Cases included in this study were children and adults with sarcoma diagnosed between January 1, 2000 and December 31, 2013, and living in one of the administrative areas covered by a population-based cancer registry of the French Network (details in online supplementary material). The French sarcoma pathological reference network (RRePS) and the French reference Network for bone sarcoma and rare bone tumors (RESOS) propose a systematic second histologic review and confirmation for all diagnoses of sarcomas across France .
Data collection and classification
The following data were collected for each case: general demographic characteristics of the patients (age, sex, and residence area), the date of diagnosis, the anatomical site, and the histology of the tumor according to the International Classification of Diseases for Oncology, third edition (ICD-O-3) (12).
This study included intermediate (only with a “/3” behavior) and malignant sarcomas presenting morphologic criteria described in the 2013 WHO Classification of Tumors of Soft Tissue and Bone (fourth edition), regardless of the anatomic site . This recent classification includes histologic updates not defined in ICD-O-3 and new terms, synonyms, morphology and behavior codes. For this reason, and whenever possible, cases were reclassified according to the updated version. The alignments from ICD-O-3 to the 2013 WHO standard classification of tumors have been validated by a panel of sarcoma specialists (clinical and pathological experts) from sarcoma Networks (NP, JMC and IRC).
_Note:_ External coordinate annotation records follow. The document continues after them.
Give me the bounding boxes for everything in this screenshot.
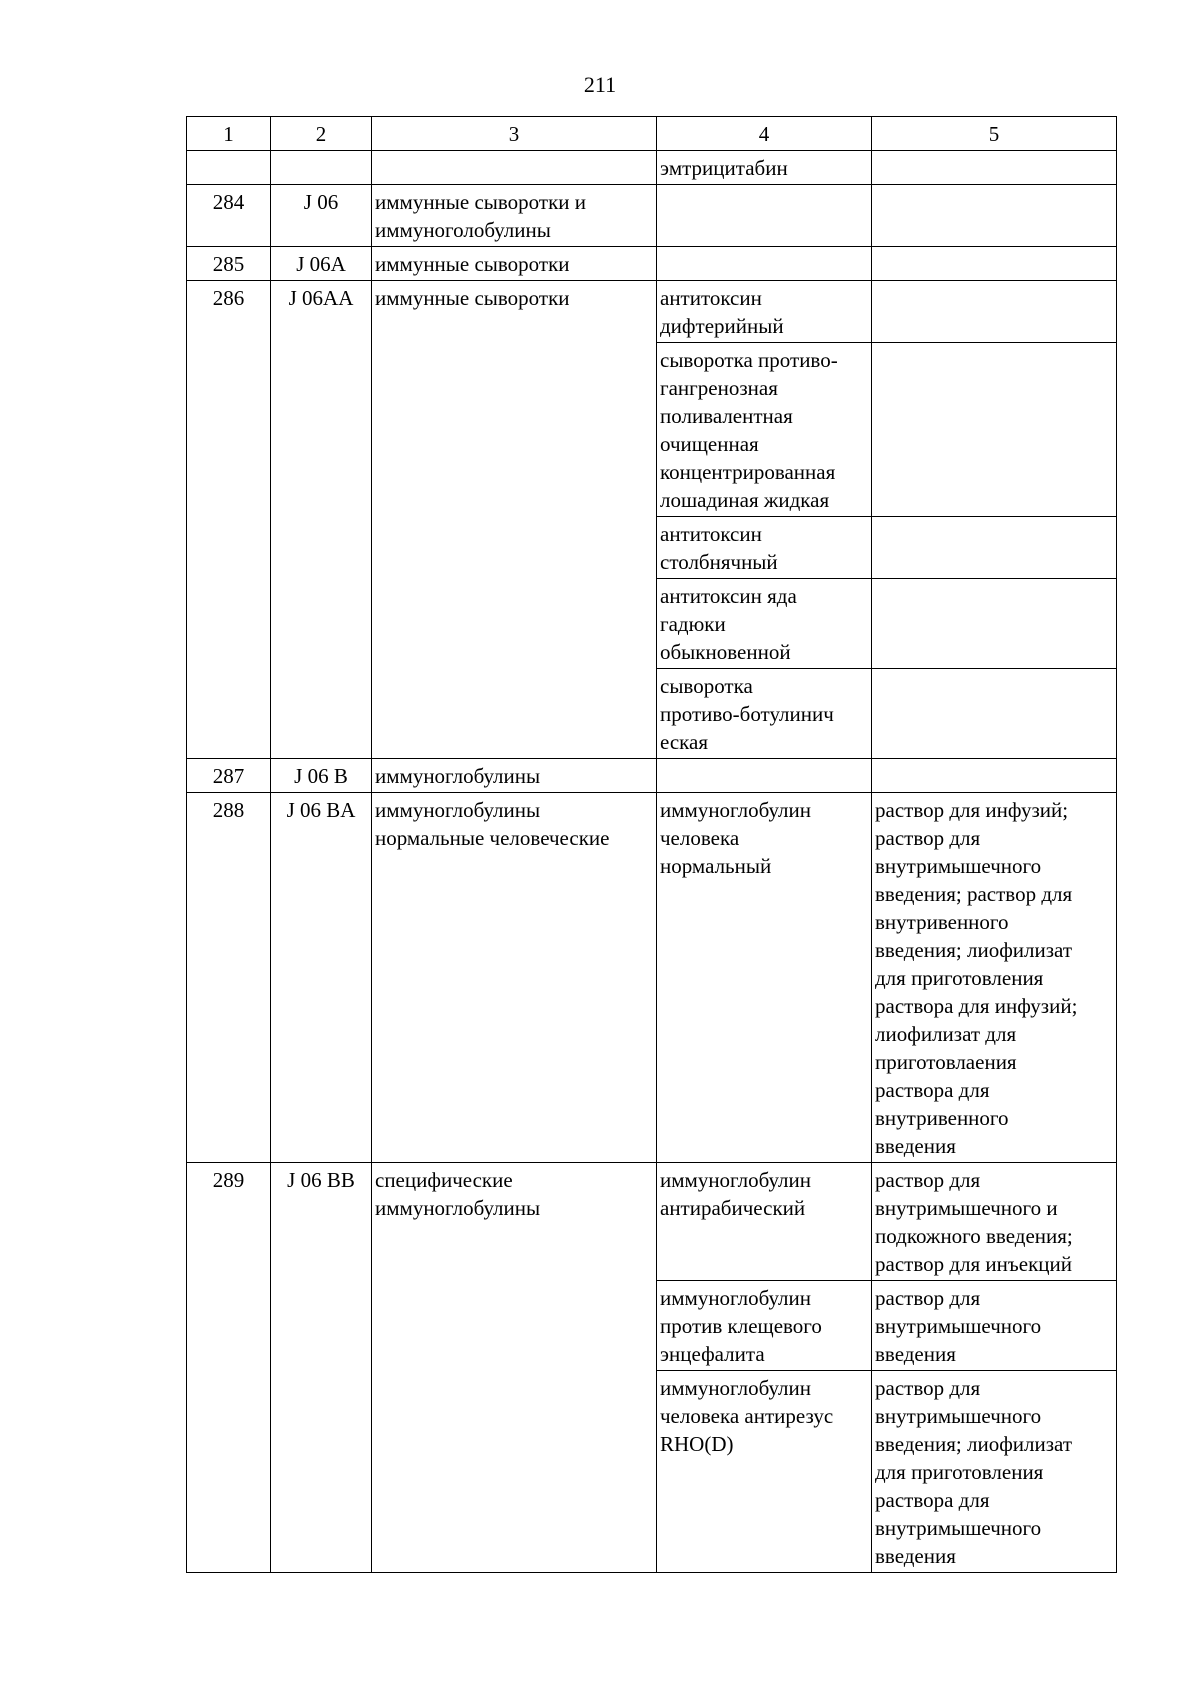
group-name-cell: иммуноглобулины bbox=[372, 759, 657, 793]
table-row-289 bbox=[187, 1163, 1117, 1281]
atc-code-cell: J 06 B bbox=[271, 759, 372, 793]
column-header-5: 5 bbox=[872, 117, 1117, 151]
atc-code-cell: J 06A bbox=[271, 247, 372, 281]
table-row-286 bbox=[187, 281, 1117, 343]
group-name-cell: специфические иммуноглобулины bbox=[372, 1163, 657, 1573]
page-number: 211 bbox=[583, 72, 617, 97]
group-name-cell: иммунные сыворотки и иммуноголобулины bbox=[372, 185, 657, 247]
group-name-cell bbox=[372, 151, 657, 185]
dosage-form-cell: раствор для внутримышечного введения bbox=[872, 1281, 1117, 1371]
drug-name-cell: антитоксин яда гадюки обыкновенной bbox=[657, 579, 872, 669]
atc-code-cell bbox=[271, 151, 372, 185]
row-number-cell: 285 bbox=[187, 247, 271, 281]
drug-name-cell: антитоксин столбнячный bbox=[657, 517, 872, 579]
atc-code-cell: J 06AA bbox=[271, 281, 372, 759]
dosage-form-cell bbox=[872, 281, 1117, 343]
drug-name-cell: сыворотка противо-ботулинич еская bbox=[657, 669, 872, 759]
table-row-284 bbox=[187, 185, 1117, 247]
table-row-continuation bbox=[187, 151, 1117, 185]
column-header-2: 2 bbox=[271, 117, 372, 151]
drug-name-cell: иммуноглобулин человека антирезус RHO(D) bbox=[657, 1371, 872, 1573]
column-number-row bbox=[187, 117, 1117, 151]
drug-name-cell bbox=[657, 247, 872, 281]
table-row-288 bbox=[187, 793, 1117, 1163]
dosage-form-cell bbox=[872, 517, 1117, 579]
drug-name-cell bbox=[657, 759, 872, 793]
drug-name-cell: эмтрицитабин bbox=[657, 151, 872, 185]
dosage-form-cell bbox=[872, 185, 1117, 247]
dosage-form-cell bbox=[872, 669, 1117, 759]
column-header-4: 4 bbox=[657, 117, 872, 151]
dosage-form-cell: раствор для внутримышечного и подкожного введения; раствор для инъекций bbox=[872, 1163, 1117, 1281]
dosage-form-cell bbox=[872, 247, 1117, 281]
atc-code-cell: J 06 BA bbox=[271, 793, 372, 1163]
column-header-1: 1 bbox=[187, 117, 271, 151]
group-name-cell: иммунные сыворотки bbox=[372, 247, 657, 281]
dosage-form-cell: раствор для инфузий; раствор для внутримышечного введения; раствор для внутривенного введения; лиофилизат для приготовления раствора для инфузий; лиофилизат для приготовлаения раствора для внутривенного введения bbox=[872, 793, 1117, 1163]
table-row-287 bbox=[187, 759, 1117, 793]
group-name-cell: иммунные сыворотки bbox=[372, 281, 657, 759]
table-row-285 bbox=[187, 247, 1117, 281]
row-number-cell: 287 bbox=[187, 759, 271, 793]
dosage-form-cell: раствор для внутримышечного введения; лиофилизат для приготовления раствора для внутримышечного введения bbox=[872, 1371, 1117, 1573]
drug-name-cell: сыворотка противо- гангренозная поливалентная очищенная концентрированная лошадиная жидкая bbox=[657, 343, 872, 517]
drug-name-cell: антитоксин дифтерийный bbox=[657, 281, 872, 343]
row-number-cell: 288 bbox=[187, 793, 271, 1163]
medicines-table bbox=[186, 116, 1117, 1573]
dosage-form-cell bbox=[872, 343, 1117, 517]
drug-name-cell: иммуноглобулин человека нормальный bbox=[657, 793, 872, 1163]
drug-name-cell: иммуноглобулин антирабический bbox=[657, 1163, 872, 1281]
dosage-form-cell bbox=[872, 151, 1117, 185]
group-name-cell: иммуноглобулины нормальные человеческие bbox=[372, 793, 657, 1163]
atc-code-cell: J 06 bbox=[271, 185, 372, 247]
row-number-cell: 286 bbox=[187, 281, 271, 759]
dosage-form-cell bbox=[872, 579, 1117, 669]
row-number-cell bbox=[187, 151, 271, 185]
drug-name-cell: иммуноглобулин против клещевого энцефалита bbox=[657, 1281, 872, 1371]
column-header-3: 3 bbox=[372, 117, 657, 151]
dosage-form-cell bbox=[872, 759, 1117, 793]
row-number-cell: 284 bbox=[187, 185, 271, 247]
row-number-cell: 289 bbox=[187, 1163, 271, 1573]
atc-code-cell: J 06 BB bbox=[271, 1163, 372, 1573]
drug-name-cell bbox=[657, 185, 872, 247]
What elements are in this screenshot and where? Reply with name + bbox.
Certain alignments could not be performed: ten morphological terms not described in this updated classification (e.g. sarcoma NOS, periosteal fibrosarcoma, fascial fibrosarcoma…) have been maintained for analyses. Conversely, well differentiated liposarcoma and chondroblastoma have been changed from malignant to borderline diseases. In the same way, behaviors for dermatofibrosarcoma protuberans and pigmented dermatofibrosarcoma protuberans have been also changed from malignant to borderline with henceforth, only fibrosarcomatous dermatofibrosarcoma protuberans which is coded as malignant behavior. In our analyses, we have made the choice to keep all dermatofibrosarcomas. Indeed, we do not have the possibility to differentiate if this is a dermatofibrosarcoma borderline or malignant. Besides, endometrial stromal sarcoma NOS (89303), low grade endometrial stromal sarcoma (89313) and stromal sarcoma (89353) not described in the WHO 2013 have been also included. Additional details on the list and choice of classification systems are provided in the online supporting material (see Additional File 1).
This classification also provides new genetic and molecular data for each histologic entity allowing a better characterization of sarcomas. The same group of experts were consulted with the aim of proposing the optimal classification system for sarcomas based on the genetic profile. Two main distinct genetic groups were defined: (i) sarcomas defined with simple genetics based on recurrent translocations (e.g. Ewing sarcoma, myxoïd liposarcoma), activating or inactivating mutations (e.g epithelioid sarcoma, gastrointestinal stromal tumor), MDM2 amplification (e.g. dedifferentiated liposarcoma, low-grade central osteosarcoma); and (ii) sarcomas with complex genomic profiles (e.g. angiosarcoma, leiomyosarcoma). Another group was defined for miscellaneous and undefined alterations. The list of histology codes according to their genetic groups is presented in the supplementary material.
This study is based on data from cancer registries gathered in the French network of cancer registries and a representative of each registry was involved in the study and approved the use of its data All French registries received an authorization to collect patient data from the data protection authority (Commission Nationale de l’Informatique et des Libertés). Ethics approval and consent to participate were not required for this study which is an observational research without direct contact with patient.
Two datasets were used: i) the first one was used to estimate the incidence of patients diagnosed during the 2010-13 period and that included data from 19 registries; and ii) the second one was used to examine trends in the incidence from 2000 to 2013 in only 11 registries for which data were available over the entire studied period. Incidence rates were presented per 100 000 person-years.
The incidence of sarcomas was described according to 1) the anatomic group (i.e. soft-tissue, bone, gastro-intestinal, skin, female genital organs, other viscera and other sites), and to 2) histologic and 3) genetic groups based on guidelines developed by sarcoma specialists (see Additional File 1).
Age-standardized incidence rates (ASR) were estimated using direct standardization and were calculated using the population data for each age group and year supplied by the National Institute of Statistics and Economic Studies (www.insee.fr) and the European (ASR-E), Segi World (ASR-W), and the US (ASR-US) standard populations. The analyses presented here describe the overall ASR and the ASR by sex. Age-specific incidence rates are provided by age groups (0-14; 15-24; 25-39; 40-64; 65-74 and 75 and more) and by sex and presented in figures.
Time trends were calculated using Joinpoint Trend Analysis Software setting a maximum of a single Joinpoint (details in online supplementary material). The annual percent change (APC) with the 95% confidence interval (CI) was estimated according to topographic and histologic groups.